Şair Yavuz Bülent Bakiler der ki:
Garibin anası pencerelerden
Yanık türkülerle yollara bakar
İncecik yüzünde her akşam üstü
Çizgi çizgi nokta nokta bir efkar.
Fakirin anası her sabah sessiz
Ağlar çocuğunun aç çıplak durduğuna
Elleri koynunda kalır çaresiz
Bin pişman doğduğuna, doğurduğuna
Anneye sahip olmak dünyanın en büyük nimetidir. Annenin gölgesi bir çocuk için en büyük sığınaktır. Anne ümittir. Anne hayatın aşısıdır. Annenin yanı huzurdur. Anne göçtü mü bu dünyadan kelimenin tam anlamıyla ocak sönmüştür artık. Anne nimeti bir insanın hayatında nimetlerin başında gelir.

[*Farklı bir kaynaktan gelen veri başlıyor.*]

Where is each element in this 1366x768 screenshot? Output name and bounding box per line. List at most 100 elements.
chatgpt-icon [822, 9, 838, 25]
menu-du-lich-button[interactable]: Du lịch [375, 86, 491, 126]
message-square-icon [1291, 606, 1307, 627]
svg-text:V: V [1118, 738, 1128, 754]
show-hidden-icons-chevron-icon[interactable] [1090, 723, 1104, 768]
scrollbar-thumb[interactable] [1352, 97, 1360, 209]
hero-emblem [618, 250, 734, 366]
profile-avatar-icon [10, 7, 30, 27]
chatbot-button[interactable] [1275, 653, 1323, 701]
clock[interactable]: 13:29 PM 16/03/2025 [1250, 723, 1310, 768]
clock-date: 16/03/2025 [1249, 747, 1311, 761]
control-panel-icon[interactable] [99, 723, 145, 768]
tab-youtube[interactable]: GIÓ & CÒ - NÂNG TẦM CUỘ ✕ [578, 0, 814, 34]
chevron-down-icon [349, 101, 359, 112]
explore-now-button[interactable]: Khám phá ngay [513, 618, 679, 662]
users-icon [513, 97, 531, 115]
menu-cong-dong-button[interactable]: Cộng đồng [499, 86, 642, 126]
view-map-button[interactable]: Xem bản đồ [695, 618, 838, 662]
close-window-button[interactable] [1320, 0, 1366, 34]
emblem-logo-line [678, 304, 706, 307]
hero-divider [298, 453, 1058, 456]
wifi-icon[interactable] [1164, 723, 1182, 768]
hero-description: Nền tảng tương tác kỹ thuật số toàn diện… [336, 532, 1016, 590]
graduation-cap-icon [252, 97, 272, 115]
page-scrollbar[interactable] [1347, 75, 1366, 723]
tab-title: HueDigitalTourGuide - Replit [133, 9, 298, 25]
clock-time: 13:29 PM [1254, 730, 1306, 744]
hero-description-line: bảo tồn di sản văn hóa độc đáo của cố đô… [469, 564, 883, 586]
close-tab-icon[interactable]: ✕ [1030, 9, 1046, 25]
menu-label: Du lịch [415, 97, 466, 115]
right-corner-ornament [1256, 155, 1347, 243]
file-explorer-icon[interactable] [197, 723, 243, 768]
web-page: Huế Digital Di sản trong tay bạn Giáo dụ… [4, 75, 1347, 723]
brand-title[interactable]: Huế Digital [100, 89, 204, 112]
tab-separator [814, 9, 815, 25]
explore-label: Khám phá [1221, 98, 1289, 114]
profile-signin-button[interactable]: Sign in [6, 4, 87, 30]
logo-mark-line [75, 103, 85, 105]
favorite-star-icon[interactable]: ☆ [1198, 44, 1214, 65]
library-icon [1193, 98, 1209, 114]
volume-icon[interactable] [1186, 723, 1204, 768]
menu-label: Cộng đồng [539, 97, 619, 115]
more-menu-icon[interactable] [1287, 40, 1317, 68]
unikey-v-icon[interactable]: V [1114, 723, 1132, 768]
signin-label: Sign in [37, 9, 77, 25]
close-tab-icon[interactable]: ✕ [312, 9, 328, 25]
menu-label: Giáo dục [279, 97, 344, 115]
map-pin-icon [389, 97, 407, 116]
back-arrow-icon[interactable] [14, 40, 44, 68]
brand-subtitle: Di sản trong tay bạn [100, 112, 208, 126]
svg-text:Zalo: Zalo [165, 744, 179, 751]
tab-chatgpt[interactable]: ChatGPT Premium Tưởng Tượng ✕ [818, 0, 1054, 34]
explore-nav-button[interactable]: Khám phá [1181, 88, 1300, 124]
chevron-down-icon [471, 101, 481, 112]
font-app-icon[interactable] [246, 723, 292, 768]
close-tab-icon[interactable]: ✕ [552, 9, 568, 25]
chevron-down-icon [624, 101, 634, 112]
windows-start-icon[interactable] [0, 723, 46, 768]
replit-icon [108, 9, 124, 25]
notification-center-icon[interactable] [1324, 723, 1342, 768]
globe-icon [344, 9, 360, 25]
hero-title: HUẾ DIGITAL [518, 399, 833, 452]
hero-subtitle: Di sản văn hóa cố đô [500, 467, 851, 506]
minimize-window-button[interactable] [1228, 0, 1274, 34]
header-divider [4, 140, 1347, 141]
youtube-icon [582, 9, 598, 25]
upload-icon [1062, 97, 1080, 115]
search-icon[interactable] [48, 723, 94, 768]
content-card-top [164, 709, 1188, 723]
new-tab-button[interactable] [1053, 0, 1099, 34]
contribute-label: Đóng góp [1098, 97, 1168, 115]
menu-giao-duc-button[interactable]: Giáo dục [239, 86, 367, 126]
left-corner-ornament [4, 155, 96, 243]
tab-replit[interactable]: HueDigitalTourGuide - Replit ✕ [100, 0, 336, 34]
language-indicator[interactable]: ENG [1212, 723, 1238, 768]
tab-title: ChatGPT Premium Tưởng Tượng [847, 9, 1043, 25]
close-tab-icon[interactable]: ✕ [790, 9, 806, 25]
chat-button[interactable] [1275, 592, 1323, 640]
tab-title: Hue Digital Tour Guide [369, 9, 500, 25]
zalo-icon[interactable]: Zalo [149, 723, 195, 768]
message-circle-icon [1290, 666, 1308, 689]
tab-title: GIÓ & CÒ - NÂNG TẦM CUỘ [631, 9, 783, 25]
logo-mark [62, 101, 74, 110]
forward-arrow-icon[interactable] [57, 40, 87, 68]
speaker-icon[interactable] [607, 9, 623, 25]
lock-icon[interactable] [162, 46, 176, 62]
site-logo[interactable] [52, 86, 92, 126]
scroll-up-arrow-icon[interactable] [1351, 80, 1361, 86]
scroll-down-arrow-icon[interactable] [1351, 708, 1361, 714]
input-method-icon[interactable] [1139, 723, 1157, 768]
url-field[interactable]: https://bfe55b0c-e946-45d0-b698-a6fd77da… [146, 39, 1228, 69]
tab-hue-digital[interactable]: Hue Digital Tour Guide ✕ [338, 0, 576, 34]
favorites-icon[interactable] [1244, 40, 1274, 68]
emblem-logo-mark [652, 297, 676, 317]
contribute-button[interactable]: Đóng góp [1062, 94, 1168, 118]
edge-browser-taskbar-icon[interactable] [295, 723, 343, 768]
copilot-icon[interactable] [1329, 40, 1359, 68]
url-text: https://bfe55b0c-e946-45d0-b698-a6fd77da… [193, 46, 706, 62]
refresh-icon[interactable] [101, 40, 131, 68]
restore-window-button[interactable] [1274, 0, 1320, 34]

Dilleri hiç susmaz mırıldanır durur. Çünkü hiç bitmeyen duâları vardır annelerin. Duâ kitaplarında olmayan, hiçbir yerde bulunmayan, kalbinin ta içinden gözyaşıyla beraber dökülen yağmur rahmeti gibi, dillenen duâları vardır annelerin. Rahmete susayan gönüllerimize serinliktir ve o serinliğin sebebi peşimizden gelen, anamızın duâlarıdır. Geri çevrilmeyen, Rabbimizin yüce katından boş dönmeyen duâlardır onlar.
Anne olmak…Nasıl mı?
Mü'minlerin annesi gibi mesela...Hz. Hatice (r.a.) Peygamber Efendimize ilk inanan ve ona ilk eş olma şerefine eren bahtiyar annelerimizden... Kibar, nâzik, afif ve edeb timsali bir hanımefendi...
Başka örnek: Hazreti Fatıma annemizi tanıyalım desek, en öne çıkan durum, bizzat Peygamber babasının yaptığı vasıflandırma olurdu: "Ümmü ebiha - Türkçesiyle - Babasının annesi..."
Anne ki, Allah Rasulü için derin bir hasrettir.
Anneliği en küçük kızına libas olarak giydirir, onunla teselli bulur.
Demek bu küçük kızda bir annelik kumaşı var. Hatta Peygambere anne olacak bir kumaş var.
Hazreti Fatıma ile ilgili metinlerde, Rasulullah -sallallahü aleyhi ve sellem- Efendimizin, o geldiğinde ayağa kalktığına, yer gösterdiğine, hatta elini öptüğüne dair bilgiler verir sahih kaynaklar. Âmâ beni en çok etkileyen Annesiz kalmış Alemlerin Efendisinin:- Babasının annesi, ifadesidir.
Örnekleri uzatmak mümkün ama anne var, anne var.
Bilecik istasyonunda evladını cepheye uğurlarken, minareler ezansız kalacak ise dönme diyen anne,
Evladını vatan için toprağa veren şehit annesi,
Evladını hiç yürütemeden ya da konuşturamadan kaybeden anne.
Savaşın ortasında çocuğu kucağında çaresiz anne.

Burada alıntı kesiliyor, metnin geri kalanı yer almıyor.